#+ fig.width=12, fig.height=8
#### Chapter 3: Descriptive bivariate statistics
# (1) Load the file <104_03-04_uh(m).csv> into a dataframe UHM
# (2) Determine whether men or women produce more of the disfluencies that are longer than average.
# (3) What does this do? (If you cannot see that immediately from the plot, execute the function without the plotting.)
barplot(prop.table(table(FILLER, GENRE),2))
# (4) Compute the average positions in sentences for "uh" and "uhm" and their 95% confidence intervals, and discuss briefly what the confidence intervals suggest concerning the different average positions of these two disfluency markers.
# (5) Generate separate summary statistics for the lengths in the two genres.
# (6) Ten bilingual students (English/German) took one dictation in English and one in German.

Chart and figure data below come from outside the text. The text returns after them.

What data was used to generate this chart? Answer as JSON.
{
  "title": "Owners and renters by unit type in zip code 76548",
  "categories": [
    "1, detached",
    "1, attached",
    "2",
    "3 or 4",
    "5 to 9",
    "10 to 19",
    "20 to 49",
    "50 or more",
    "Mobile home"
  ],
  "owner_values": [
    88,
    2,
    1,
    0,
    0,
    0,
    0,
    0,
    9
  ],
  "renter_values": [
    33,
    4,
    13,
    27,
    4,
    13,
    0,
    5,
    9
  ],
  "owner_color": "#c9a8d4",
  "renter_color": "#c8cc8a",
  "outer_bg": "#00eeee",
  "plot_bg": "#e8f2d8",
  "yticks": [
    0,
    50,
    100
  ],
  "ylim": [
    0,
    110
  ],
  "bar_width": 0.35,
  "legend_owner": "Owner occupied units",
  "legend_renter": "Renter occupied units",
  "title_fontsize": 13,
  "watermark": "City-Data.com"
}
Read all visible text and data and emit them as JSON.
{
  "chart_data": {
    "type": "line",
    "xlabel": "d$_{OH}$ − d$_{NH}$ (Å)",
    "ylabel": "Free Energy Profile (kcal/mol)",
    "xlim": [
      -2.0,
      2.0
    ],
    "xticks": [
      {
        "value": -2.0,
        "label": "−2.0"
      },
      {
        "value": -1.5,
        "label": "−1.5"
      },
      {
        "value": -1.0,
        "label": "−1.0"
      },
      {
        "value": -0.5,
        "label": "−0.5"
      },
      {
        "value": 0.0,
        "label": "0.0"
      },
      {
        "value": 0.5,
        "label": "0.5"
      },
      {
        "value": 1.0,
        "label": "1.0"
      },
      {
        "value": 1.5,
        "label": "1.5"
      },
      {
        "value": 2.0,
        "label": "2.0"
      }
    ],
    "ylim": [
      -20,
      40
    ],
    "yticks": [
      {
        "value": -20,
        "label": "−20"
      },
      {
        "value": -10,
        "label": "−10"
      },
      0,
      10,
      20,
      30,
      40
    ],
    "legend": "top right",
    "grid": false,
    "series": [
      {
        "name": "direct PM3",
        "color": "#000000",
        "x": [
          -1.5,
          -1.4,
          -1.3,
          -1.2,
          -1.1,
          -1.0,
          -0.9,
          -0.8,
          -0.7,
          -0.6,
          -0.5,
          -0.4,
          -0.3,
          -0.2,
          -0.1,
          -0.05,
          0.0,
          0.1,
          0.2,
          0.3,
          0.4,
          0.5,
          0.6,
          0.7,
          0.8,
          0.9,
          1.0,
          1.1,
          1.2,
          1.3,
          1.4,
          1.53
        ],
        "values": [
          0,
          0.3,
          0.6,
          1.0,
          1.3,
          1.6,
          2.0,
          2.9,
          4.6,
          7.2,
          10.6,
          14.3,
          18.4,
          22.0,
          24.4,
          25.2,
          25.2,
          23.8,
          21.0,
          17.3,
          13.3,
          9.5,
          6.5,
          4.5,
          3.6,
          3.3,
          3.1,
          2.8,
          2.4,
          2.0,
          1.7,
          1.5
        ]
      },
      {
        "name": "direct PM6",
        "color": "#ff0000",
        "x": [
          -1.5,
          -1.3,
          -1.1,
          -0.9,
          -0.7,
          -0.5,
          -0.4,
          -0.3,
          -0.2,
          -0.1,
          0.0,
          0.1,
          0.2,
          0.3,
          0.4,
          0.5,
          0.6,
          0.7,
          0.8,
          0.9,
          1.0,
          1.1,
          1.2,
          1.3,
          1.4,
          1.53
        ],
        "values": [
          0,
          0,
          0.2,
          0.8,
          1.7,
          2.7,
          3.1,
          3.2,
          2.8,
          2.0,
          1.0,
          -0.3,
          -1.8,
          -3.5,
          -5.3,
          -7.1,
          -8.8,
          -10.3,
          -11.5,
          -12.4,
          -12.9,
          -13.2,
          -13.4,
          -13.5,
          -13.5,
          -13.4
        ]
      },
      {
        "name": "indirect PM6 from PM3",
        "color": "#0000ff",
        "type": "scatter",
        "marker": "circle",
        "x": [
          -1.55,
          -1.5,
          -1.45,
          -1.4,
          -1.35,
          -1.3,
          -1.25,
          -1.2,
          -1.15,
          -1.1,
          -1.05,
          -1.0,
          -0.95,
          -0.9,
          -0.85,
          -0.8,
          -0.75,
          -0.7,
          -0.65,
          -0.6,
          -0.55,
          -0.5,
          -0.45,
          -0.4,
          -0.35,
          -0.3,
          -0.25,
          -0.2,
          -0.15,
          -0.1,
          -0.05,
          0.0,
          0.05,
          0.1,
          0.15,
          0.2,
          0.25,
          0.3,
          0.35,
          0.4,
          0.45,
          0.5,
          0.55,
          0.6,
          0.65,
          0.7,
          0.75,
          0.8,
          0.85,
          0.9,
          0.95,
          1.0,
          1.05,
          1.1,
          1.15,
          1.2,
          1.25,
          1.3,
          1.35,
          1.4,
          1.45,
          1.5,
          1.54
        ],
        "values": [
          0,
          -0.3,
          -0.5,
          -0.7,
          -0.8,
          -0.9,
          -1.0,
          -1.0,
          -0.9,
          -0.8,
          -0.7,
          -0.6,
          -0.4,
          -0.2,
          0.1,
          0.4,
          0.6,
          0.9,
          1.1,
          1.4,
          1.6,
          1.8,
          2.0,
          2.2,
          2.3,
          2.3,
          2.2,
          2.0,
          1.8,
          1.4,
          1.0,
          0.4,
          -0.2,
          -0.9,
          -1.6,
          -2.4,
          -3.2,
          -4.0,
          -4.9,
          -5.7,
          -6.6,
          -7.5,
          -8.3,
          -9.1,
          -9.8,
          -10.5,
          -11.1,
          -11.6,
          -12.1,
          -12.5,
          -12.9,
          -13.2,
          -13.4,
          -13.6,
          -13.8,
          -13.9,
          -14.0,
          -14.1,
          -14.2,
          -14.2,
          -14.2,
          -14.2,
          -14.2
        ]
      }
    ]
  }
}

They made the following numbers of mistakes in English and German respectively:
# 29, 20, 10, 16, 12, 15, 25, 22, 20, 23
# 21, 19, 28, 28, 26, 18, 16, 22, 20, 28
# (a) Compute a measure of correlation to quantify the association between the numbers of errors.
# (b) Illustrate the correlation in a graph and interpret the results (in one sentence).
# (7) Compute the number of mistakes expected from a student in the German dictation, if that student made 12 mistakes in the English dictation (i.e., use german.dict as the dependent variable).
# (8) Now you also obtained the sexes of the students: students 2 to 6 were girls, the rest boys.
# (a) Enter this into R
# (b) Compute the average numbers of errors in the German dictation for boys and girls.
# (c) Represent the numbers of mistakes in the German dictation as a function of the sex of the students graphically.
# (9) The file <104_03-04_vpcs.csv> contains data from a corpus study on the alternation of particle placement that was introduced in Section 1.3.1.
# - column 1: the number of the data point
# - column 2: whether the example is from spoken or written language
# - column 3: which construction is used
# - column 4: how complex the direct object is (3 levels)
# - column 5: how long the direct object is (in syllables)
# - column 6: whether the verb-particle construction is followed by a directional PP (2 levels)
# - column 7: whether the referent of the direct object is animate or inanimate (2 levels)
# - column 8: whether the referent of the direct object is concrete or abstract (2 levels)
# (a) Read in this file, make the column names available, and test whether the input was successful.
# (b) Represent the correlation between the choice of construction and the complexity of the direct object graphically.
# (c) Create a table reprenting the correlation between the choice of construction and the complexity of the direct object and briefly summarize the result.
# (d) Represent the correlation between the choice of construction and the length of the direct object graphically and briefly summarize the result.
# (e) Compute whether the choice of construction is influenced by the length of the direct object.
# (f) Investigate whether the choice of construction depends on the animacy of the referent of the direct objects and the presence/absence of a directional prepositional phrase.
# (10) 50 students took a statistics exam, 80% passed. What is the 95%-confidence interval for this result?